Linear Optics Measuremenets
Measuring the optics allows accelerator physicists to estimate how the beam behaves around the ring. Measurements are done using turn by turn data from beam position monitors (BPMs). These BPMs keep track of transverse (\(x, y\)) beam centroid positions (average values), and a measurement is done using numerous different methods developed throughout the years.
Twiss parameters
A lattice has many magnets to help steer and focus the beam around a ring. Dipoles and Quadrupoles bend and focus the beam to first order, respectively. We can tell what is happening to the beam when passing through such elements by knowing the twiss parameters (Courant-Snyder parameters) at that location. These quantities help describe the phase space (position-momentum space) of the beam at linear regions of the accelerator.
These parameters are good indicators of the beam’s phase space properties:
\(\beta\): Width of the ellipse
\(\alpha\): Tilt of the ellipse
\(\gamma\): Height of the ellipse
\(\epsilon\): Area of the ellipse
Changing the twiss parameters around shows that \(\beta\) is not only changing the width, and that \(\alpha\) is not only changing the tilt, but that is only what is generally done to the beam’s phase space. \(\epsilon\) is not a twiss parameter, but an invariant containing all the twiss parameters. This invariant describes the equation of an ellipse:
\[\epsilon = \gamma x^2 + 2\alpha x x' + \beta x'^2\]Twiss Plot
This is an interactive plot of the twiss parameters in relationship to the phase space of the beam. The user can also choose between distribution types.

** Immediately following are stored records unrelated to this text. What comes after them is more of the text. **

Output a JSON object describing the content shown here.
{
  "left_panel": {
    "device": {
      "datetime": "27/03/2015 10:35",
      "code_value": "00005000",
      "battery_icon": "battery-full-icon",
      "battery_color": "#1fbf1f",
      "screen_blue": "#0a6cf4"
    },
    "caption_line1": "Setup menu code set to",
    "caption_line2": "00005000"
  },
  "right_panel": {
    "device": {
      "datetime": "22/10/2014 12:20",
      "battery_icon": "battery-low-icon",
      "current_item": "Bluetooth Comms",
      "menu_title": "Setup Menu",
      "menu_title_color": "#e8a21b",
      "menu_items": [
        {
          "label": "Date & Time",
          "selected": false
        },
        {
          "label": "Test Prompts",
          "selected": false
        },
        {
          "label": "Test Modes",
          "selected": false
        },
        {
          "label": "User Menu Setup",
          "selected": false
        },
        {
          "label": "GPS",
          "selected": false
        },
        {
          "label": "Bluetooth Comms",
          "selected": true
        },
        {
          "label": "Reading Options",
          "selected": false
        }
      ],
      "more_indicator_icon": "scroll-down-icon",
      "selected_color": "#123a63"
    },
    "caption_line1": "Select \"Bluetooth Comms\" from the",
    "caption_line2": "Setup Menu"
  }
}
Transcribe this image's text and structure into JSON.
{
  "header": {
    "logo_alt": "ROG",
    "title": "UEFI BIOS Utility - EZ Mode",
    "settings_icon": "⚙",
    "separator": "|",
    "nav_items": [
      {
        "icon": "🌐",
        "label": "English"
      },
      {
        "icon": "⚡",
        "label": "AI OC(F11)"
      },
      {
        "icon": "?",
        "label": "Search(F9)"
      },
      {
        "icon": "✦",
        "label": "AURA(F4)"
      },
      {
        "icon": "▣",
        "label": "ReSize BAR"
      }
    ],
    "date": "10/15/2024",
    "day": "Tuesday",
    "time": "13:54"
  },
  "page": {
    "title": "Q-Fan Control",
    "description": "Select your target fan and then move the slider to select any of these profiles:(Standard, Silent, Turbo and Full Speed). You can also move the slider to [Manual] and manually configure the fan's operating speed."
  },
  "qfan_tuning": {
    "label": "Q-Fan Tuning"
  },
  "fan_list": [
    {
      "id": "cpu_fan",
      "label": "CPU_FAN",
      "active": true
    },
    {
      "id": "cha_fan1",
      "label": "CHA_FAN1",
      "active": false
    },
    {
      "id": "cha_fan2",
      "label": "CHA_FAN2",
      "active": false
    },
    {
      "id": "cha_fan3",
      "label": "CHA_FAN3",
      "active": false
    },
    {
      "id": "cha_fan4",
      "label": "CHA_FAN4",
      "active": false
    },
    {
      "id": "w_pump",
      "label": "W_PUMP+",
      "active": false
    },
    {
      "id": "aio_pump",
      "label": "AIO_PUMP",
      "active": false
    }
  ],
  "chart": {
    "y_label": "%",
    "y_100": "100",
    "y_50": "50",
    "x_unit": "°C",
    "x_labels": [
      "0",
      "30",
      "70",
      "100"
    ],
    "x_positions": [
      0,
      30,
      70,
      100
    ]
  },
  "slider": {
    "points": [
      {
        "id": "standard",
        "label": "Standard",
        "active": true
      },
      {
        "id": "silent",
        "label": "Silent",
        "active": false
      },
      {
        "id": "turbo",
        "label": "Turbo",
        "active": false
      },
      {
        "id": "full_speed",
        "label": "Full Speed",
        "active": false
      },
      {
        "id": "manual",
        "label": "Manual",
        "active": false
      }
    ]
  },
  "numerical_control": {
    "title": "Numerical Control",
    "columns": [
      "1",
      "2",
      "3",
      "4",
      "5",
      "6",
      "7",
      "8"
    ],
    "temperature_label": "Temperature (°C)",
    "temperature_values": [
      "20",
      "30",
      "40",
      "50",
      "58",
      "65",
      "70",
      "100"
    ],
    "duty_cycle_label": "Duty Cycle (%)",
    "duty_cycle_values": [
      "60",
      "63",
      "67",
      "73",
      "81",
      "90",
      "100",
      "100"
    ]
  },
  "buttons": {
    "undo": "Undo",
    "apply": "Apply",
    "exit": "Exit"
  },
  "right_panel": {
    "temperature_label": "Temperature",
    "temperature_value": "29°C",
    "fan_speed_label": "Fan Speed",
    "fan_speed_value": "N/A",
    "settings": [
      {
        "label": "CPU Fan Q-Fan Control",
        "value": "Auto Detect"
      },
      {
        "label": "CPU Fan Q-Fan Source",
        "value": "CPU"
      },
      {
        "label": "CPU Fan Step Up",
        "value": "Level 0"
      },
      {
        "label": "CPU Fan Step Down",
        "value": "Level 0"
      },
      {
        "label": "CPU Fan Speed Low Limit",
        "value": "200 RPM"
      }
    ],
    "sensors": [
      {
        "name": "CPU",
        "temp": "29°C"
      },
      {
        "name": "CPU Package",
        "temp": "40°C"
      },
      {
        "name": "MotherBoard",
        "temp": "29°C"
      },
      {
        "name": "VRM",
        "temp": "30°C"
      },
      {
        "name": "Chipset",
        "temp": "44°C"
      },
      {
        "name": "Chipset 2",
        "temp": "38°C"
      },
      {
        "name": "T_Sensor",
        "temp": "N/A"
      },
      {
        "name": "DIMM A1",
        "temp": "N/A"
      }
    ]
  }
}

\( \gamma = \frac{1 + \alpha^2}{\beta} = \)
The linear optics we are then measuring from BPMs are primarily the beta function. This is the beta value at every point of the ring, and it depends on the placement of the magnets as well as the properties of the beam. At interaction regions, the beta function before and after are set to be large so that in between them (interaction point), the beta function is relatively small compared to the rest of the ring. This makes the transverse beam size small so that when opposing beams collider, the luminosity is relatively larger.